Variety is, in my opinion, where the megacorp models still rule. Most of my dabbling has been with models designed to be writing assistants and they can certainly generate plausible strings of words and follow a general theme, but they barely "know" anything (generally when using them to write fiction, you would provide them a "factbook" that they can work from). ChatGPT by comparison can generate plausible responses to a surprising breadth of technical questions, although it definitely has a feeling of being generated from scraping certain online sources since it's decent at answering devops questions but bad at obscure grammar and physics questions, at least in my experience.

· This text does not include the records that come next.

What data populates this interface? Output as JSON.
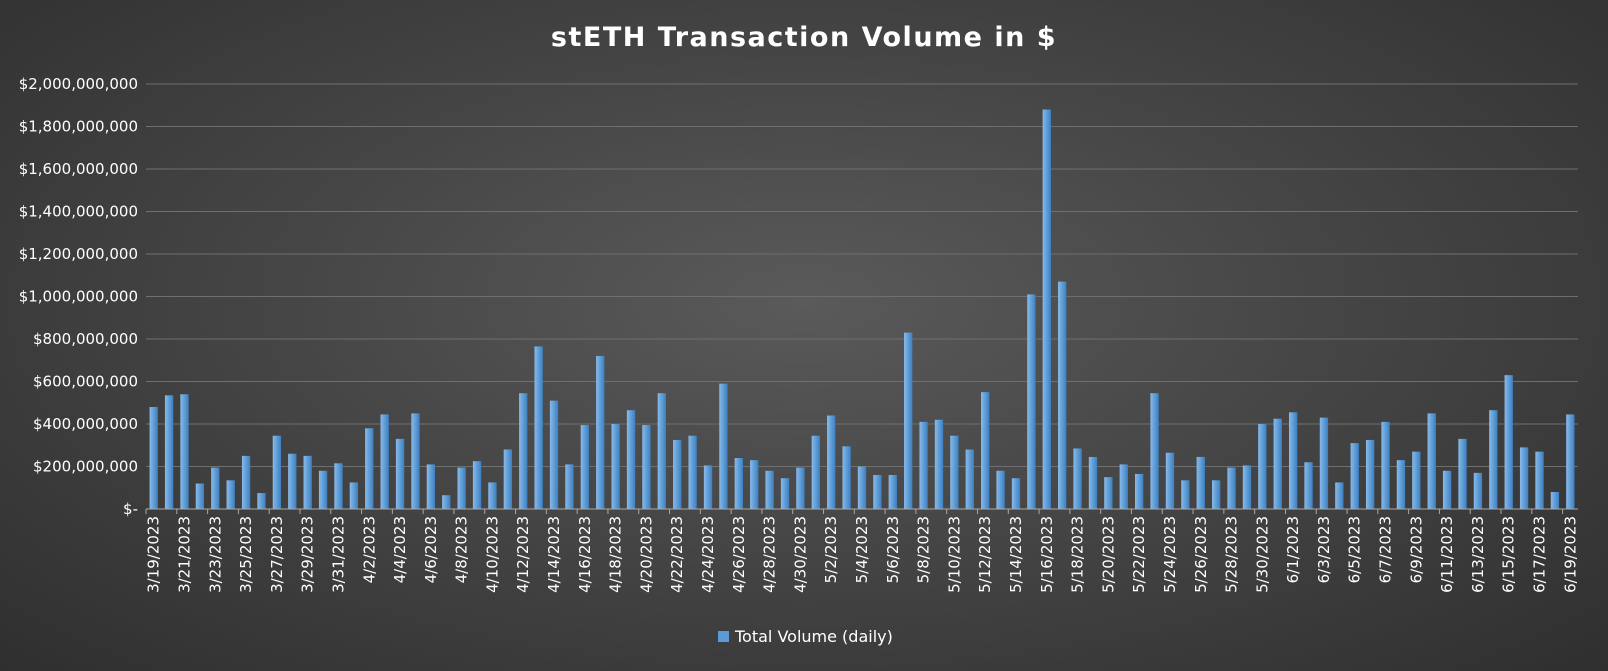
{
  "chart_data": {
    "type": "bar",
    "title": "stETH Transaction Volume in $",
    "xlabel": "",
    "ylabel": "",
    "ylim": [
      0,
      2000000000
    ],
    "y_tick_values": [
      0,
      200000000,
      400000000,
      600000000,
      800000000,
      1000000000,
      1200000000,
      1400000000,
      1600000000,
      1800000000,
      2000000000
    ],
    "y_tick_labels": [
      "$-",
      "$200,000,000",
      "$400,000,000",
      "$600,000,000",
      "$800,000,000",
      "$1,000,000,000",
      "$1,200,000,000",
      "$1,400,000,000",
      "$1,600,000,000",
      "$1,800,000,000",
      "$2,000,000,000"
    ],
    "x_tick_labels": [
      "3/19/2023",
      "3/21/2023",
      "3/23/2023",
      "3/25/2023",
      "3/27/2023",
      "3/29/2023",
      "3/31/2023",
      "4/2/2023",
      "4/4/2023",
      "4/6/2023",
      "4/8/2023",
      "4/10/2023",
      "4/12/2023",
      "4/14/2023",
      "4/16/2023",
      "4/18/2023",
      "4/20/2023",
      "4/22/2023",
      "4/24/2023",
      "4/26/2023",
      "4/28/2023",
      "4/30/2023",
      "5/2/2023",
      "5/4/2023",
      "5/6/2023",
      "5/8/2023",
      "5/10/2023",
      "5/12/2023",
      "5/14/2023",
      "5/16/2023",
      "5/18/2023",
      "5/20/2023",
      "5/22/2023",
      "5/24/2023",
      "5/26/2023",
      "5/28/2023",
      "5/30/2023",
      "6/1/2023",
      "6/3/2023",
      "6/5/2023",
      "6/7/2023",
      "6/9/2023",
      "6/11/2023",
      "6/13/2023",
      "6/15/2023",
      "6/17/2023",
      "6/19/2023"
    ],
    "grid": true,
    "legend_position": "bottom",
    "bar_color": "#5b9bd5",
    "categories": [
      "3/19/2023",
      "3/20/2023",
      "3/21/2023",
      "3/22/2023",
      "3/23/2023",
      "3/24/2023",
      "3/25/2023",
      "3/26/2023",
      "3/27/2023",
      "3/28/2023",
      "3/29/2023",
      "3/30/2023",
      "3/31/2023",
      "4/1/2023",
      "4/2/2023",
      "4/3/2023",
      "4/4/2023",
      "4/5/2023",
      "4/6/2023",
      "4/7/2023",
      "4/8/2023",
      "4/9/2023",
      "4/10/2023",
      "4/11/2023",
      "4/12/2023",
      "4/13/2023",
      "4/14/2023",
      "4/15/2023",
      "4/16/2023",
      "4/17/2023",
      "4/18/2023",
      "4/19/2023",
      "4/20/2023",
      "4/21/2023",
      "4/22/2023",
      "4/23/2023",
      "4/24/2023",
      "4/25/2023",
      "4/26/2023",
      "4/27/2023",
      "4/28/2023",
      "4/29/2023",
      "4/30/2023",
      "5/1/2023",
      "5/2/2023",
      "5/3/2023",
      "5/4/2023",
      "5/5/2023",
      "5/6/2023",
      "5/7/2023",
      "5/8/2023",
      "5/9/2023",
      "5/10/2023",
      "5/11/2023",
      "5/12/2023",
      "5/13/2023",
      "5/14/2023",
      "5/15/2023",
      "5/16/2023",
      "5/17/2023",
      "5/18/2023",
      "5/19/2023",
      "5/20/2023",
      "5/21/2023",
      "5/22/2023",
      "5/23/2023",
      "5/24/2023",
      "5/25/2023",
      "5/26/2023",
      "5/27/2023",
      "5/28/2023",
      "5/29/2023",
      "5/30/2023",
      "5/31/2023",
      "6/1/2023",
      "6/2/2023",
      "6/3/2023",
      "6/4/2023",
      "6/5/2023",
      "6/6/2023",
      "6/7/2023",
      "6/8/2023",
      "6/9/2023",
      "6/10/2023",
      "6/11/2023",
      "6/12/2023",
      "6/13/2023",
      "6/14/2023",
      "6/15/2023",
      "6/16/2023",
      "6/17/2023",
      "6/18/2023",
      "6/19/2023"
    ],
    "series": [
      {
        "name": "Total Volume (daily)",
        "values": [
          480000000,
          535000000,
          540000000,
          120000000,
          195000000,
          135000000,
          250000000,
          75000000,
          345000000,
          260000000,
          250000000,
          180000000,
          215000000,
          125000000,
          380000000,
          445000000,
          330000000,
          450000000,
          210000000,
          65000000,
          195000000,
          225000000,
          125000000,
          280000000,
          545000000,
          765000000,
          510000000,
          210000000,
          395000000,
          720000000,
          400000000,
          465000000,
          395000000,
          545000000,
          325000000,
          345000000,
          205000000,
          590000000,
          240000000,
          230000000,
          180000000,
          145000000,
          195000000,
          345000000,
          440000000,
          295000000,
          200000000,
          160000000,
          160000000,
          830000000,
          410000000,
          420000000,
          345000000,
          280000000,
          550000000,
          180000000,
          145000000,
          1010000000,
          1880000000,
          1070000000,
          285000000,
          245000000,
          150000000,
          210000000,
          165000000,
          545000000,
          265000000,
          135000000,
          245000000,
          135000000,
          195000000,
          205000000,
          400000000,
          425000000,
          455000000,
          220000000,
          430000000,
          125000000,
          310000000,
          325000000,
          410000000,
          230000000,
          270000000,
          450000000,
          180000000,
          330000000,
          170000000,
          465000000,
          630000000,
          290000000,
          270000000,
          80000000,
          445000000
        ]
      }
    ]
  }
}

Doesn't say much if we don't know what AI you're talking about? The best LLM is far ahead of everything else. If it's GPT-4, translation, editing, proofreading is definitely something to fear.
It's one of the big three. I am deliberately not naming it, because I do not want to steer the conversation into "You clearly should have used LLM X". That's not the point here.
>That's not the point here.

Of course it is. If you say don't worry about x technology and you're not using state of the art then it's meaningless. The "Big 3" is meaningless. The best model is far ahead of the rest.

Well, don't be coy then, what's "the best model" and how "far ahead of the rest" is it?
I already said it's GPT-4 and that it's much better than the rest.